むしろ、私は貴矢くんを意識しすぎていた。

だから逃げ出した。


「俺さ、この大学に行けて良かったって後になってから思えた。この大学に行く運命だったんだ、って。志保のこともさ、結局、縁がなかったのは残念だったけど、そういう運命が初めから決まっていたのなら仕方ない……そう自分に言い聞かせた」


私は、あえてふざけて言ってみせた。


「あら、もったいない。私の連絡先、知ってたんでしょ? いつでも呼び出して告白すればよかったじゃない?」


「なんかさ、運命を感じたかったんだよ。この車に乗っているとき、いつかどこかで偶然、志保に会う。
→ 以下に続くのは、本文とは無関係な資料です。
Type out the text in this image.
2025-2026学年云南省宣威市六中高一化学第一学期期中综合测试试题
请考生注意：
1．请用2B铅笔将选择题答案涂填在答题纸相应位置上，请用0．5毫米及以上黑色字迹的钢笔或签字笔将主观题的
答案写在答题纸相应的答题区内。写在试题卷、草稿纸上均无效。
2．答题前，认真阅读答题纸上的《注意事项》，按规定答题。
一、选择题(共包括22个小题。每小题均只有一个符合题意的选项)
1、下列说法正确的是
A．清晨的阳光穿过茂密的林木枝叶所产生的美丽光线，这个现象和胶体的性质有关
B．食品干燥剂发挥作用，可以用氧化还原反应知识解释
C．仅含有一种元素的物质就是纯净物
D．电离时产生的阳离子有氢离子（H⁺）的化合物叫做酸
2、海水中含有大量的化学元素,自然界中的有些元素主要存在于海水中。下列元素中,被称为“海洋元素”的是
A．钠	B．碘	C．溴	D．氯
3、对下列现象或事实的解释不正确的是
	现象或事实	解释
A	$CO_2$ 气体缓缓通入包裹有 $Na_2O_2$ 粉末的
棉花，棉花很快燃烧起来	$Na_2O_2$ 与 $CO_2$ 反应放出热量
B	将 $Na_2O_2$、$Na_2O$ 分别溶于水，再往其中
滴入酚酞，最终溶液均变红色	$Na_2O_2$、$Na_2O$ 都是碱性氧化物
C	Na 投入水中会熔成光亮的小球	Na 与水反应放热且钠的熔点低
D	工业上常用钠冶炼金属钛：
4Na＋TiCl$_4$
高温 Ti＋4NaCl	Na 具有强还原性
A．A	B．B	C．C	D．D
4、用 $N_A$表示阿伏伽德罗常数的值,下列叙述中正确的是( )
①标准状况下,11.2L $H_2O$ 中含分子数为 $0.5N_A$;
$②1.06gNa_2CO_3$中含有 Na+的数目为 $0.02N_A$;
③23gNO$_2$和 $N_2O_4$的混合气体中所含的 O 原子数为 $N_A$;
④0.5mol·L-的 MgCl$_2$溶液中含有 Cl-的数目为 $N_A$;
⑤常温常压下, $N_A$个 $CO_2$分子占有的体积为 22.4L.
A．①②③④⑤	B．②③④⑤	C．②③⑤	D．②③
そんなことがあれば、それが運命なのかなって」


「ドラマや映画じゃないんだからさ、貴矢くん、夢を見すぎだよ」


私はそう言って笑った。


けれど……

私だって正直に言えば、夢を見ていた。

いつかどこかで、ばったり貴矢くんに会って、その時、ステキに変身した私を見せて驚かせるんだって……

私、貴矢くんのこと、本当は笑えない……


「私達はさ、すれ違う運命だったんだよ」


「ま、そういうことかもな」


「貴矢くんさ、もう一回、赤ちゃんの顔、見せて」


「いいぞ。志保も見せてくれよ」


お互いの子供の写真を再び見せ合った。

写真の赤ちゃんの顔も、そして、それを見る自分たちの顔も、とっても幸せそう。


「これが、私達の運命」


「そうだな。これが俺たちの運命だ」


顔を見合わせて笑った。

貴矢くんとは付き合う運命ではなかったけど、私には今、素敵なパートナーとかわいい子供たちがいる。

それは、貴矢くんも同じだろう。


同窓会を終え、私は家に帰った。

今日は懐かしい実家へと帰る。

同窓会に行っている間、子供たちを母に預けていたからだ。


「ただいま」


「おかえり~」


子供たちは走って玄関までやってきた。

そして、抱きついてくる。


「おばあちゃんのおりょうり、おいしかったんだよ! みそしる、ママのあじがした!」


「ふふふ……」


あの日、味噌なんて買いに行かせた母を恨んだものだった。

けれど、母は私の事情なんて知るはずもなかった。

あの後、母は味噌を使ったお料理をたくさん私に教えてくれた。

私は料理の腕を上げ、今は旦那や子供たちに、毎日美味しいご飯を作れるようになっていた。


これも運命だったのかな……


私は、かつての自分の部屋に入ってみた。

母はあの時のまま、部屋を残していてくれた。


机の上には、空のフォトスタンドがあった。

私は机の引き出しを開けてみた。


あの日に破いた写真が出てきた。

ジグソーパズルのように、写真をつなげてみる。


裏からテープを貼って完成。

今日の同窓会で会ったメンバーたちが、10年前の姿で蘇った。

やっぱり、この頃はみんな若かった。

貴矢くんも……私も……



部屋の外から、私を呼ぶ子供たちの声が聞こえる。



私はつなぎ合わせた写真を、そっと引き出しの中にしまった。